Question

A sprinkler system inside an officebuilding has 2 types of not-very-reliable activation devices,A1 and A2, which operate independently. In case of a fire, the probability that device A1operates correctly is .60, and the probability that A2operates correctly is .30. If a fire breaks out, find theprobability that:
a. both devices operate correctly.
b. At least one device operates correctly.
c. Exactly one device fails to operate correctly.
d. Neither device operates correctly.
e.

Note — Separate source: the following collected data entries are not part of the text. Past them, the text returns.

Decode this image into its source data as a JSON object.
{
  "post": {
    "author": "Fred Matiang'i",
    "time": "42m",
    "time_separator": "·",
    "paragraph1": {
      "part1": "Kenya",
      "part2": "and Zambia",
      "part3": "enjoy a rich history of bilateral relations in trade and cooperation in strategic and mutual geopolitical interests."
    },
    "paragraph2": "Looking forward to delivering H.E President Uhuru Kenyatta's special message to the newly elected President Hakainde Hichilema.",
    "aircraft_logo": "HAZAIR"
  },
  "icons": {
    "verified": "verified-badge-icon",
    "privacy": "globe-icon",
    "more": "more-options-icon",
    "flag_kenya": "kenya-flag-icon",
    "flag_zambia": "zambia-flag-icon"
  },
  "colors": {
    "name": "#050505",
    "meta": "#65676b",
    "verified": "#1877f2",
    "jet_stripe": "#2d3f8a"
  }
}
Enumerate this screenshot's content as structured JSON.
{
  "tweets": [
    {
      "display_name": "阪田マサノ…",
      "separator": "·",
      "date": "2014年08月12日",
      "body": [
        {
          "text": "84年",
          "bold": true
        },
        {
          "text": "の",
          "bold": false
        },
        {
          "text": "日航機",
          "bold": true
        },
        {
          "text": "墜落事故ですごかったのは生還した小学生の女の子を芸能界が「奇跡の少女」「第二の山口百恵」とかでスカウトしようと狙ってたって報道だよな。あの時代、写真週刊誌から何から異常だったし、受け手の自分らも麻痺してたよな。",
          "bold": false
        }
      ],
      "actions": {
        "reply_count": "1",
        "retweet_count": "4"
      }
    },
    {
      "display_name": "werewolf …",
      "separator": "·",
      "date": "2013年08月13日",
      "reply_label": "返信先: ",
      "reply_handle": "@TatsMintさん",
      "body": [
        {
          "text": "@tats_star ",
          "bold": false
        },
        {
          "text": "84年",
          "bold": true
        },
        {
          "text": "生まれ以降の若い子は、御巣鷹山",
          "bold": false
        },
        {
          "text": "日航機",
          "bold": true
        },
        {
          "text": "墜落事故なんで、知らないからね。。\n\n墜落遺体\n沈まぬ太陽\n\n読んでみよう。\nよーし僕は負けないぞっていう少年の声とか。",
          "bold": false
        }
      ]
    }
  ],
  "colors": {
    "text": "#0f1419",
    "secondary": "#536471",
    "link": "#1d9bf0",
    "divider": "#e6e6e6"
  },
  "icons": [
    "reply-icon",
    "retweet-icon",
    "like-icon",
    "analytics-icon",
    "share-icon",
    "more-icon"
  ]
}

No more than one device operates correctly.

Answer 1

Answer:

(a) The probability that both sprinklers operate correctly is 0.18.

(b) The probability that at least one sprinkler operates correctly is 0.72.

(c) The probability that exactly one sprinkler fails to operate is 0.54.

(d) The probability that neither sprinkler operates correctly is 0.28.

(e) The probability that no more than one sprinkler operates correctly is 0.82.

Step-by-step explanation:

The probability of the two sprinklers operating is:

P (A₁) = 0.60

P (A₂) = 0.30

The two sprinklers operate independently.

(a)

If events X and Y are independent than, $P(X\cap Y)=P(X)\times P(Y)$.

Compute the probability that both sprinklers operate correctly as follows:

$P(A_{1}\cap A_{2})=P(A_{1})\times P(A_{2}) = 0.60 \times0.30=0.18$

Thus, the probability that both sprinklers operate correctly is 0.18.

(b)

Compute the probability that at least one sprinkler operates correctly as follows:

P (At least 1 operates correctly) = 1 - P (None operates correctly)

                                                    $=1-P(A^{c}_{1}\cap A^{c}_{2} )\\= 1 - P(A^{c}_{1})P(A^{c}_{2})\\= 1 -[1-P(A_{1})][1-P(A_{2})]\\= 1 - [1-0.60][1-0.30]\\=1-(0.40\times0.70)\\=0.72$

Thus, the probability that at least one sprinkler operates correctly is 0.72.

(c)

Compute the probability that exactly one sprinkler fails to operate as follows:

P (Exactly One fails to operates) = P (A₁ works but A₂ does not) +

                                                            P (A₁ does not works but A₂ works)

                                                      $=P(A_{1}\cap A^{c}_{2})+P(A^{c}_{1}\cap A_{2})\\=[P(A_{1})P(A^{c}_{2})]+[P(A^{c}_{1})P(A_{2})]\\=[P(A_{1})(1-P(A_{2}))]+[(1-P(A_{1}))P(A_{2})]\\=[0.60(1-0.30)]+[(1-0.60)0.30]\\=0.54$

Thus, the probability that exactly one sprinkler fails to operate is 0.54.

(d)

Compute the probability that neither sprinkler operates correctly as follows:

P (Neither operate correctly) = P (A₁ and A₂ does not works)

                                                $=P(A^{c}_{1}\cap A^{c}_{2} )\\= P(A^{c}_{1})P(A^{c}_{2})\\= [1-P(A_{1})][1-P(A_{2})]\\= [1-0.60][1-0.30]\\=(0.40\times0.70)\\=0.28$

Thus, the probability that neither sprinkler operates correctly is 0.28.

(e)

Compute the probability that no more than one sprinkler operates correctly as follows:

P (No more than 1 operates correctly) = 1 - P (Both operates correctly)

                                                              $=1-P(A_{1}\cap A_{2})\\= 1-0.18\\=0.82$

Thus, the probability that no more than one sprinkler operates correctly is 0.82.